Solution Explanation

The problem asks to find the number of subarrays filled with only zeros in a given integer array. A naive approach would involve iterating through all possible subarrays and checking if they contain only zeros. However, this would lead to a time complexity of O(n^2), where n is the length of the input array. A much more efficient solution exists.

Efficient Approach

The key observation is that we don't need to explicitly check every subarray. Instead, we can iterate through the array once and keep track of the current consecutive sequence of zeros.

1. Initialization: We start with a counter cnt initialized to 0 and a variable ans to store the total count of zero-filled subarrays, also initialized to 0.

2. Iteration: We iterate through the input array nums.

3. Zero Encountered: If we encounter a zero (v == 0), we increment cnt. This cnt represents the length of the current consecutive zero sequence. The number of zero-filled subarrays ending at this position is equal to cnt. We add cnt to ans.

4. Non-zero Encountered: If we encounter a non-zero number (v != 0), we reset cnt to 0 because the consecutive zero sequence is broken.

5. Final Result: After iterating through the entire array, ans will hold the total number of zero-filled subarrays.

Time and Space Complexity Analysis

• Time Complexity: O(n), where n is the length of the input array. We iterate through the array only once.

• Space Complexity: O(1). We use only a few constant extra variables (ans and cnt).

Code Explanation (Python)

The Python code efficiently implements this approach:

class Solution:
    def zeroFilledSubarray(self, nums: List[int]) -> int:
        ans = cnt = 0
        for v in nums:
            cnt = 0 if v else cnt + 1
            ans += cnt
        return ans

The if v else cnt + 1 part is a concise way to express the conditional logic: if v is 0, increment cnt; otherwise, set cnt to 0. The rest of the code directly implements the steps outlined above.

Code in other languages:

The code examples provided in Java, C++, Go, and TypeScript follow the same algorithm and have the same time and space complexity. They differ only in syntax and data type handling specific to each language. The core logic remains consistent across all implementations.

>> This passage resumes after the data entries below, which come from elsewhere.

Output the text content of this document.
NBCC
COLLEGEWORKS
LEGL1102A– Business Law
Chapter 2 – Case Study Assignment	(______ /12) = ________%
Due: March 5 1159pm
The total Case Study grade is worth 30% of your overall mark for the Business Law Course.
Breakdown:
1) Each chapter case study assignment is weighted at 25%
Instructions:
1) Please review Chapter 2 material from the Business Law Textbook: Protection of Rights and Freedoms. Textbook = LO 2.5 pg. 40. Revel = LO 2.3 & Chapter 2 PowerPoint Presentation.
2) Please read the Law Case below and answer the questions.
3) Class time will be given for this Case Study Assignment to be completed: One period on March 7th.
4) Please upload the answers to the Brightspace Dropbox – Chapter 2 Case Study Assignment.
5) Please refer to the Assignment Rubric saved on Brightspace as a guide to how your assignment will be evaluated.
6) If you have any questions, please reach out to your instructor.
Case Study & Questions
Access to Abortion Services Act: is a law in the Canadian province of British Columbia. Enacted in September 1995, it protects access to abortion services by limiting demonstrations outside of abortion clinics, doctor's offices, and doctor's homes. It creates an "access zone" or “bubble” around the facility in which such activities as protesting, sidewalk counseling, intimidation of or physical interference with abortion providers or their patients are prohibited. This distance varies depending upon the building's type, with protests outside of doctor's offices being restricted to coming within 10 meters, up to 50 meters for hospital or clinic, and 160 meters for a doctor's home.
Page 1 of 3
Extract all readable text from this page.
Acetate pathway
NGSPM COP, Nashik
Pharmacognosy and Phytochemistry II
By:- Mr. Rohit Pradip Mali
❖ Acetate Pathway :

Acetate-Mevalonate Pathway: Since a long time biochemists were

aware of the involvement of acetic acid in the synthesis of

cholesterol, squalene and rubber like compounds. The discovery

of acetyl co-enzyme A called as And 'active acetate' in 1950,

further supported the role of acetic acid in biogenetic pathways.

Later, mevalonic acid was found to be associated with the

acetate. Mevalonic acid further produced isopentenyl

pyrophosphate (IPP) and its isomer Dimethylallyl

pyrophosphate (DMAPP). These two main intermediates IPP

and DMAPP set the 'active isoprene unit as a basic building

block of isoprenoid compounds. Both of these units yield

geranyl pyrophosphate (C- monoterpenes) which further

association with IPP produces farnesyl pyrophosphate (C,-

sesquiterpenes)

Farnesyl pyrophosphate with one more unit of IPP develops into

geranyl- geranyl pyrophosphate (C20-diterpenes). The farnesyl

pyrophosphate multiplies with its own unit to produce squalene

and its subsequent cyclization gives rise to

For instance, the Java code is:

class Solution {
    public long zeroFilledSubarray(int[] nums) {
        long ans = 0;
        int cnt = 0;
        for (int v : nums) {
            cnt = v != 0 ? 0 : cnt + 1;
            ans += cnt;
        }
        return ans;
    }
}

The C++ code is:

class Solution {
public:
    long long zeroFilledSubarray(vector<int>& nums) {
        long long ans = 0;
        int cnt = 0;
        for (int& v : nums) {
            cnt = v ? 0 : cnt + 1;
            ans += cnt;
        }
        return ans;
    }
};

The Go code is:

func zeroFilledSubarray(nums []int) (ans int64) {
	cnt := 0
	for _, v := range nums {
		if v != 0 {
			cnt = 0
		} else {
			cnt++
		}
		ans += int64(cnt)
	}
	return
}

And the TypeScript code is:

function zeroFilledSubarray(nums: number[]): number {
    let ans = 0;
    let cnt = 0;
    for (const v of nums) {
        cnt = v ? 0 : cnt + 1;
        ans += cnt;
    }
    return ans;
}

All these variations maintain the linear time complexity and constant space complexity of the algorithm.